The National Academies have a great deal of influence here. These are people who are by in large outside of politics. They may participate and influence it, but they're not appointed by anybody there. They are who they are, which is certainly not the case with the people backing the Common Core, if you’ll recall. They are inventors, innovators, leaders in their fields, big thinkers.
And while you wouldn’t expect it, this may actually engender some debate, because the definitions they offer of science and engineering are new and don’t align that well with the definitions we still consciously or unconsciously use in our classrooms all the time.
To break this down clearly, there are three areas in which you might find resistance when it comes to using the Next Generation Science Standards.
These are:
- What science, technology, engineering and math ARE
- The role of teachers, students and content
- How standards and curriculum are different in three dimensions
Let’s start with the first. Although it may surprise you to know it, up until now there haven’t really been wide-sweeping definitions of science and engineering. Under the Next Generation Science Standards, there are. To be specific: Science is answering a question through the use of an experiment. By creating an experiment, you can test a hypothesis and gather data to reflect on whether that hypothesis is true or false. Essentially you can form a data-based conclusion. That's how scientists develop scientific knowledge.
Engineers, by contrast, use that scientific knowledge to solve problems. Engineering is identifying problems and using scientific knowledge to solve them. Primarily they do this by developing prototypes, testing those prototypes and gathering necessary data, then using the data to decide whether that prototype should be refined or replicated. If the prototype is replicated, that's technology.
We typically think of technology as needing to be complicated or involving electronics, but that’s actually not true. This technology could be a doorstop or a doorknob, a new type of plastic or a computer program, or even a process for quality control.
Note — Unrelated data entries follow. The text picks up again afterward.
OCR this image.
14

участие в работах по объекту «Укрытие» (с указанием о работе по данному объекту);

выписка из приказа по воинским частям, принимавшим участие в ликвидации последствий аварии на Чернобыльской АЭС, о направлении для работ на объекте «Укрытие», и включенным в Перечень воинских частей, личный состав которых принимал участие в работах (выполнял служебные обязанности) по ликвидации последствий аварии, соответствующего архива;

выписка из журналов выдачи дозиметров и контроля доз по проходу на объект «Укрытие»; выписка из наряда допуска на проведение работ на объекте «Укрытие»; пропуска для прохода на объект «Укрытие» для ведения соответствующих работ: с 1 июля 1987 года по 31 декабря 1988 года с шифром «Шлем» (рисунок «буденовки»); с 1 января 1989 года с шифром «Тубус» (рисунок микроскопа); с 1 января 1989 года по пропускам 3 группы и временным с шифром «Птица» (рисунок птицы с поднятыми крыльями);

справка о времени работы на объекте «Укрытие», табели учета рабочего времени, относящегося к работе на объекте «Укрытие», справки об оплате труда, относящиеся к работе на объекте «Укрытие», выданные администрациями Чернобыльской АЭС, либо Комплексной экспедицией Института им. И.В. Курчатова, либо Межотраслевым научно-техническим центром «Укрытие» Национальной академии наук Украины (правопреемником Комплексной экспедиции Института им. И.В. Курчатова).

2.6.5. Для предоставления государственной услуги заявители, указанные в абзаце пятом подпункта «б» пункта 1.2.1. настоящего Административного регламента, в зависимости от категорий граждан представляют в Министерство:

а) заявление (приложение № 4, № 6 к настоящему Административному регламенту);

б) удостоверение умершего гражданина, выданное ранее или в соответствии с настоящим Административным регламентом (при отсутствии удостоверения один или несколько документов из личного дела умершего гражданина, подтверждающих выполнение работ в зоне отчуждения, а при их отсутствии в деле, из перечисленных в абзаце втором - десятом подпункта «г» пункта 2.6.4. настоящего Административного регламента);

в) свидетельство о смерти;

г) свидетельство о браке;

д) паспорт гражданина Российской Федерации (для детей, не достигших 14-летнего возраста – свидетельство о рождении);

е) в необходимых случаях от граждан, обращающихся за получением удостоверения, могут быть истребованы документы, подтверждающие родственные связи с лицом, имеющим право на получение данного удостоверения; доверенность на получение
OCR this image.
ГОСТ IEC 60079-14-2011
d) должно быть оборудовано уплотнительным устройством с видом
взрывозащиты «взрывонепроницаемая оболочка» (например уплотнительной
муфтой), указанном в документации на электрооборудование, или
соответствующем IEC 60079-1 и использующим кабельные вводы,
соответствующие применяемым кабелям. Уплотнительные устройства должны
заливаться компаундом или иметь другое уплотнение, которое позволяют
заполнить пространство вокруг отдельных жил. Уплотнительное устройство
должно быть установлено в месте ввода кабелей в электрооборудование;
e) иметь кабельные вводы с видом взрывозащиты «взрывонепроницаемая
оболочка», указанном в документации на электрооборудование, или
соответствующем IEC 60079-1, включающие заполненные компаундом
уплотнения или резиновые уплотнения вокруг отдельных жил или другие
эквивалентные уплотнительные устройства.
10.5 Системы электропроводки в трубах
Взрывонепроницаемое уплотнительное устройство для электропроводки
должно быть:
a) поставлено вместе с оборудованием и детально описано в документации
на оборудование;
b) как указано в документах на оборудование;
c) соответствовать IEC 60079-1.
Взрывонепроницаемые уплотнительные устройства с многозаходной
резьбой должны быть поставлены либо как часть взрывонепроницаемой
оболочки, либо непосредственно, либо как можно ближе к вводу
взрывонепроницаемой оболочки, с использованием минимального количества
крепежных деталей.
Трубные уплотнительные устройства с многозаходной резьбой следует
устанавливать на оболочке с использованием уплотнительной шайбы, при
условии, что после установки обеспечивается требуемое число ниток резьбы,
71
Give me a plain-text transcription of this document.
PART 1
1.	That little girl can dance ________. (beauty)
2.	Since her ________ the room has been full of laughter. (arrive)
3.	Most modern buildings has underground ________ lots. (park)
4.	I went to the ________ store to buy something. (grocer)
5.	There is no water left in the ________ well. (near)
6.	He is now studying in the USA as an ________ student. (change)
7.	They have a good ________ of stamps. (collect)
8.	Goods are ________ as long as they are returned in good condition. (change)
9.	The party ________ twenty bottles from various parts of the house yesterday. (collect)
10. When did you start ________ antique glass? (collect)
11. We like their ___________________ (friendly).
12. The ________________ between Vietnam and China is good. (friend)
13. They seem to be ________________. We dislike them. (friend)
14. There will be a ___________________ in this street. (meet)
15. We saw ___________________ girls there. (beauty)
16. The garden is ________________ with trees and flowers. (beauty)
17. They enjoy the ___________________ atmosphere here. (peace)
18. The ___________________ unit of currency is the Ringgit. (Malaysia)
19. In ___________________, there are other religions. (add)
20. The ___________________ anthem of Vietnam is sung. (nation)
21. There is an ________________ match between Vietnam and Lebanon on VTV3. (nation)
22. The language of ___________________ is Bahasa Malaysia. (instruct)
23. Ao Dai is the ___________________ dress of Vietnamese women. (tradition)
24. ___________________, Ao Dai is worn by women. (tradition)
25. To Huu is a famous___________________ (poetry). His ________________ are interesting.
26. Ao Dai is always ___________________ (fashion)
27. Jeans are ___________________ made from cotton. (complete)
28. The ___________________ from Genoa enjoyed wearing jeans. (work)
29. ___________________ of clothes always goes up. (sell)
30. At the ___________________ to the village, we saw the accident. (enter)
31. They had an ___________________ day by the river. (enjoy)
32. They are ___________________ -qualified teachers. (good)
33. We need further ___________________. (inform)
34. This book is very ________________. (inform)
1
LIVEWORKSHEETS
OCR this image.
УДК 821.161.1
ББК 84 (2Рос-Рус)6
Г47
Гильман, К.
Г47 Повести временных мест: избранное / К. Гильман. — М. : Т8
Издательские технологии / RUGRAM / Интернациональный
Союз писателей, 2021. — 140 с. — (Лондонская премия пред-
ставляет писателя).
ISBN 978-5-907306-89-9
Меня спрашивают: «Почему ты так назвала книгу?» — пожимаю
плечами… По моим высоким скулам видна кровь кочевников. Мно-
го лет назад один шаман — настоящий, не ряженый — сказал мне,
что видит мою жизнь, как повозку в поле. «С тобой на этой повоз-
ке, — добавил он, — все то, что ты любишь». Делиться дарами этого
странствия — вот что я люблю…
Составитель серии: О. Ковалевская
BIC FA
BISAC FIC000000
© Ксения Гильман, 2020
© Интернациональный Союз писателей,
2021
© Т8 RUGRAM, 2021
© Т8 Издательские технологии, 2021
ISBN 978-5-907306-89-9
All of these types of technology are engineered by someone.
There's a relationship between technology, science and engineering which quickly becomes clear if you engage with them meaningfully.
Technology helps scientists ask deeper questions and then answer them, so that they can engineer better kinds of technology. They answer questions they couldn't answer before, or raise new questions, and so the cycle continues. The role of math in all of this is to quantify, analyze and communicate, to make processes and experiments replicable. It is very new for most people, even educators, to think of science, engineering, technology and math as a cycle, with very close relationships existing between them.
But in the real world, this is how it works, and this is how it should therefore work in the classroom if we want to model realistic scientific thinking and prepare our students for jobs in the STEM sector.
Science and engineering are a never-ending cycle, science informing engineering prototypes and engineering making ever-greater feats of science possible. In between, technology, math and knowledge keep the wheels turning.